その付近が通常の増水ラインで、私達がテントを張った場所まで水が上がるのは相当の大雨の時だけなのだろう。
歴舟川の川原キャンプには最高の場所と言えそうだ。

思い出のキャンプ地   物干しを組み直す

 我が家がここでキャンプをしてからしばらく後、あるカヌークラブの掲示板を見ていたら、この場所の写真が載っていたのでビックリしてしまった。
 そのクラブの方もここがキャンプ適地であることを知っていて、私達の野営の跡を見て羨ましがっていたそうだけれど、実際にここでキャンプをした人はその後誰もいなかったみたいだ。
 これだけ素晴らしいフィールドがあるのに、誰も川原キャンプをしないなんて、何だか凄く勿体なく感じてしまう。
 もっとも、それがブームになって、そこら中にキャンプ跡が見られるようになってしまっては、逆に興醒めしてしまいそうだが。

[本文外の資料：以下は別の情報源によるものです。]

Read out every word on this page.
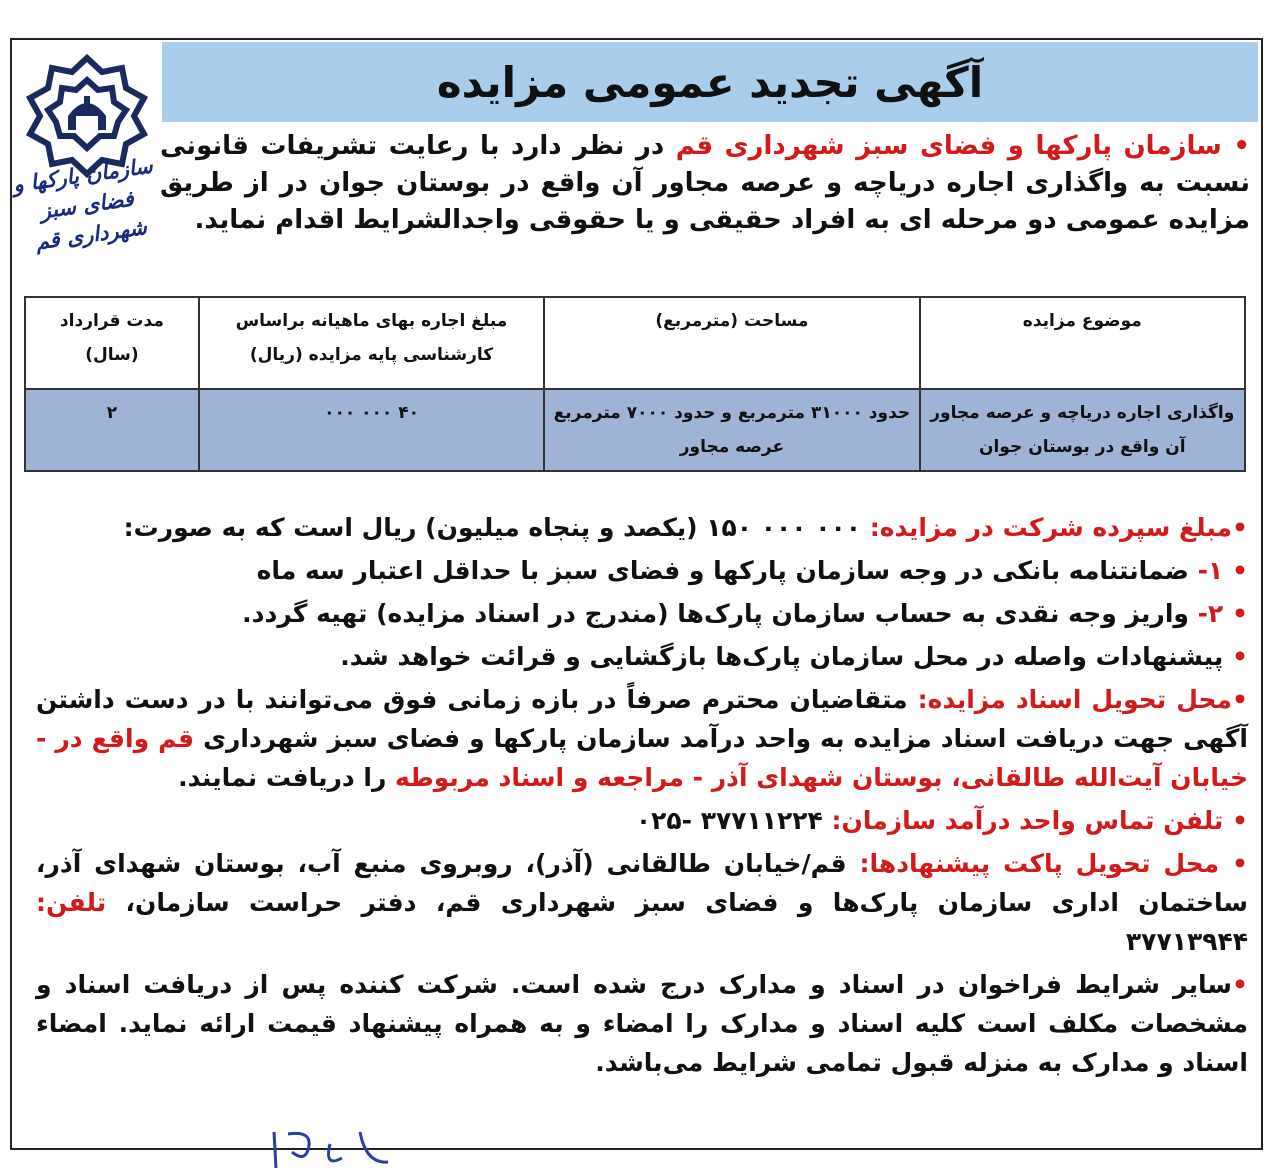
آگهی تجدید عمومی مزایده
سازمان پارکها و فضای سبز
شهرداری قم
• سازمان پارکها و فضای سبز شهرداری قم در نظر دارد با رعایت تشریفات قانونی نسبت به واگذاری اجاره دریاچه و عرصه مجاور آن واقع در بوستان جوان در از طریق مزایده عمومی دو مرحله ای به افراد حقیقی و یا حقوقی واجدالشرایط اقدام نماید.
موضوع مزایده	مساحت (مترمربع)	مبلغ اجاره بهای ماهیانه براساس کارشناسی پایه مزایده (ریال)	مدت قرارداد (سال)
واگذاری اجاره دریاچه و عرصه مجاور آن واقع در بوستان جوان	حدود ۳۱۰۰۰ مترمربع و حدود ۷۰۰۰ مترمربع عرصه مجاور	۴۰ ۰۰۰ ۰۰۰	۲

•مبلغ سپرده شرکت در مزایده: ۰۰۰ ۰۰۰ ۱۵۰ (یکصد و پنجاه میلیون) ریال است که به صورت:

• ۱- ضمانتنامه بانکی در وجه سازمان پارکها و فضای سبز با حداقل اعتبار سه ماه

• ۲- واریز وجه نقدی به حساب سازمان پارک‌ها (مندرج در اسناد مزایده) تهیه گردد.

• پیشنهادات واصله در محل سازمان پارک‌ها بازگشایی و قرائت خواهد شد.

•محل تحویل اسناد مزایده: متقاضیان محترم صرفاً در بازه زمانی فوق می‌توانند با در دست داشتن آگهی جهت دریافت اسناد مزایده به واحد درآمد سازمان پارکها و فضای سبز شهرداری قم واقع در - خیابان آیت‌الله طالقانی، بوستان شهدای آذر - مراجعه و اسناد مربوطه را دریافت نمایند.

• تلفن تماس واحد درآمد سازمان: ۳۷۷۱۱۲۲۴ -۰۲۵

• محل تحویل پاکت پیشنهادها: قم/خیابان طالقانی (آذر)، روبروی منبع آب، بوستان شهدای آذر، ساختمان اداری سازمان پارک‌ها و فضای سبز شهرداری قم، دفتر حراست سازمان، تلفن: ۳۷۷۱۳۹۴۴

•سایر شرایط فراخوان در اسناد و مدارک درج شده است. شرکت کننده پس از دریافت اسناد و مشخصات مکلف است کلیه اسناد و مدارک را امضاء و به همراه پیشنهاد قیمت ارائه نماید. امضاء اسناد و مدارک به منزله قبول تمامی شرایط می‌باشد.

波の一番大きな瀬 そこからしばらく下ったところに、一番大きな波の立つ瀬がある。
 前回はここをキャンプ道具満載で下ったものだから、あっと言う間に水舟になって、危うく沈するところだった。
 今回はその時よりももっと波が高かったわりに、カヌーの中には全然水が入らなかった。
 下流は直ぐに瀞場になっていて危険な箇所も無く、例会で皆でキャーキャー言いながら下るには最適な瀬である。
 昨日下った上流部よりも、こちらの方が瀬も多くて絶対に楽しめたはずだ。
 これまでは何となくイメージだけで、歴舟川の上流部は上級者向けで、キャンプ場から下は初心者でも何とか下れる川だと思っていた。
 でも、水量にもよるのだろうけれど、昨日と今日の状態だけを見れば、それが逆転しているような気がする。
 大樹町市街地に近づいてからも2箇所ほど嫌らしい場所がある。
 最初の場所は巨大なコンクリートよう壁の壁が見えてきたところ。川の流れがそのよう壁にぶつかった先に流木の絡んだテトラがある。
 その流れがよう壁にぶつかる部分のエディがかなり複雑に渦巻いているので、初心者はバランスを崩して沈しそうだ。 流れはそれほど速くないので、そんなには危なくは無いかもしれない。でも、手前の瀬で沈して、そのままここまで流されてきたらちょっと厄介である。
 次は、そこから300m先。上流部に大きなウェーブができていて、その直ぐ下流で倒木の絡んだテトラが川の中央で待ち構えている。最初からそこを避けて下れば何の問題も無いけれど、下るルートを自分で調整できないような初心者ならば、最初のウェーブで沈するとそのままテトラに向かって流されることになる。
 これはかなり危険な状況になりそうだ。

よう壁とテトラ   テトラが嫌らしい流れを作る

 こうしてみると、危険な場所は全て人工物が作り出しているものばかりである。歴舟川と言えども油断は禁物なのである。
 そうしてゴールの大樹橋が見えてきた。
 そこまで来ても、オッと驚くくらいの波の高い流れが続き、最後まで楽しませてくれる歴舟川だ。
橋の下では3人の女性陣が出迎えてくれて、楽しかった三日間の川下りがこれで最後となった。